Chez les patients atteints d’une maladie non résécable, diverses options palliatives existent, mais les données à ce sujet sont très limitées. Maladie systémique du 5-fluorouracile en phase descendante chez 1 patient sur 3. L’embolisation de l’artère hépatique peut également être efficace car les carcinoïdes hépatiques tirent leur apport vasculaire de l’artère hépatique. L’octréotide, un analogue de la somatostatine, peut soulager efficacement les symptômes résultant de la sécrétion d’hormones, mais peut également avoir un effet antiprolifératif direct. Les radionucléides ciblés par l’yttrium-90 couplés à l’octréotide ont également montré un certain effet thérapeutique.

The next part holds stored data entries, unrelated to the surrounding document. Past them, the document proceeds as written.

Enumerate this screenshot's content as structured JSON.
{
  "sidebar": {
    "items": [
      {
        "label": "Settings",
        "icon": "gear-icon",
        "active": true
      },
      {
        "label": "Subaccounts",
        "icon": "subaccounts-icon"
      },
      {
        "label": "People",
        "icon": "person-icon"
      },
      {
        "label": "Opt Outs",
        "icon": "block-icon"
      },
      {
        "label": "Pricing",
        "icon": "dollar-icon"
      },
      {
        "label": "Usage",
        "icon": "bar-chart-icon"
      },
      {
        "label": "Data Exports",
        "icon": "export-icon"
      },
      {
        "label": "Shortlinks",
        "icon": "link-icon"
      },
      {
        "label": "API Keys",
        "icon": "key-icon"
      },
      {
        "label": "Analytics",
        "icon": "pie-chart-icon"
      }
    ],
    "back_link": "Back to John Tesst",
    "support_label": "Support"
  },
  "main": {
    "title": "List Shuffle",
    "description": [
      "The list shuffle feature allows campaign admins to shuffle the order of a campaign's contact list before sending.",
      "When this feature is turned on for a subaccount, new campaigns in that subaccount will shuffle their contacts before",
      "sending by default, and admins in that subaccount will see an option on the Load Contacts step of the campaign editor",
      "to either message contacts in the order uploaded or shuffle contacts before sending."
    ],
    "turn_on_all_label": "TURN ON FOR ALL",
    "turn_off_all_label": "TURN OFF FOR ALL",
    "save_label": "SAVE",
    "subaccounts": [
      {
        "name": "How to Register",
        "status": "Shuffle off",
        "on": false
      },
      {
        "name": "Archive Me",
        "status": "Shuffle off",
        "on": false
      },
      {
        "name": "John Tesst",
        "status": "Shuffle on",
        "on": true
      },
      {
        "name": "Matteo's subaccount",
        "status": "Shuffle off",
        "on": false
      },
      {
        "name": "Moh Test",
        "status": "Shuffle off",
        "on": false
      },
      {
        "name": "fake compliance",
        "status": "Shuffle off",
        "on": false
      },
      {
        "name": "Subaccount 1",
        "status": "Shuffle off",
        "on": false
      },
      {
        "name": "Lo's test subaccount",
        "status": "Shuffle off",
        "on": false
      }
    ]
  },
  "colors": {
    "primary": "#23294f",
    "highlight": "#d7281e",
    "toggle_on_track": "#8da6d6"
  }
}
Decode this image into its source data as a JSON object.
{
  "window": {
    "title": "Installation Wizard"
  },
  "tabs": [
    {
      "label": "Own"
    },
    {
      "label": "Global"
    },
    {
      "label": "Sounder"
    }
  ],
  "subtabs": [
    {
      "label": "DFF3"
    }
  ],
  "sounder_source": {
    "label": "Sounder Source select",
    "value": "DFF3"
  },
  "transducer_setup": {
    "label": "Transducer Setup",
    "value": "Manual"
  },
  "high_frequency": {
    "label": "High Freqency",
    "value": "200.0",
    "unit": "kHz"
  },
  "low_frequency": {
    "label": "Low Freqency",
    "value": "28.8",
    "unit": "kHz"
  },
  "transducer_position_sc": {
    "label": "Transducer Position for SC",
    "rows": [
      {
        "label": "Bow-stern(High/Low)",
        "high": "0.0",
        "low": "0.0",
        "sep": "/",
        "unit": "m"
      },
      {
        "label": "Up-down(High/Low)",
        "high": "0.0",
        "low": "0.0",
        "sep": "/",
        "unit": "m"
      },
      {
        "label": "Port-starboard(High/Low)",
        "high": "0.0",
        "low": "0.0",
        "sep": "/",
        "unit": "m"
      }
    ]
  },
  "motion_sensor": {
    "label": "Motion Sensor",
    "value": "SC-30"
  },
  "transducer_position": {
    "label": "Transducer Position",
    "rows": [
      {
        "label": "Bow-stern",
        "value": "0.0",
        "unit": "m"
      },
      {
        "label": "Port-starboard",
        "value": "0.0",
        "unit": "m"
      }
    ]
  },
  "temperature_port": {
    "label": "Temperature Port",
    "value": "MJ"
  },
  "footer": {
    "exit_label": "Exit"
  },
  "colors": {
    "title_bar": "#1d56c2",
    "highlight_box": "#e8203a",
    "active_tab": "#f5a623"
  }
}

En conclusion, les tumeurs carcinoïdes hépatiques primaires sont rares et leur nature primaire ne peut être déterminée qu’après des investigations approfondies et un suivi à long terme pour exclure une autre origine primaire. Leur grande taille et leur situation souvent centrale dans le foie ne devraient pas dissuader les chirurgiens de tenter une résection, car on peut s’attendre à une survie et à une guérison à long terme. Chez des patients sélectionnés qui ne se prêtent pas à une résection hépatique partielle, une transplantation hépatique peut être envisagée.
Conflit d’intérêts
Les auteurs déclarent qu’il n’y a pas de conflit d’intérêts concernant la publication de cet article.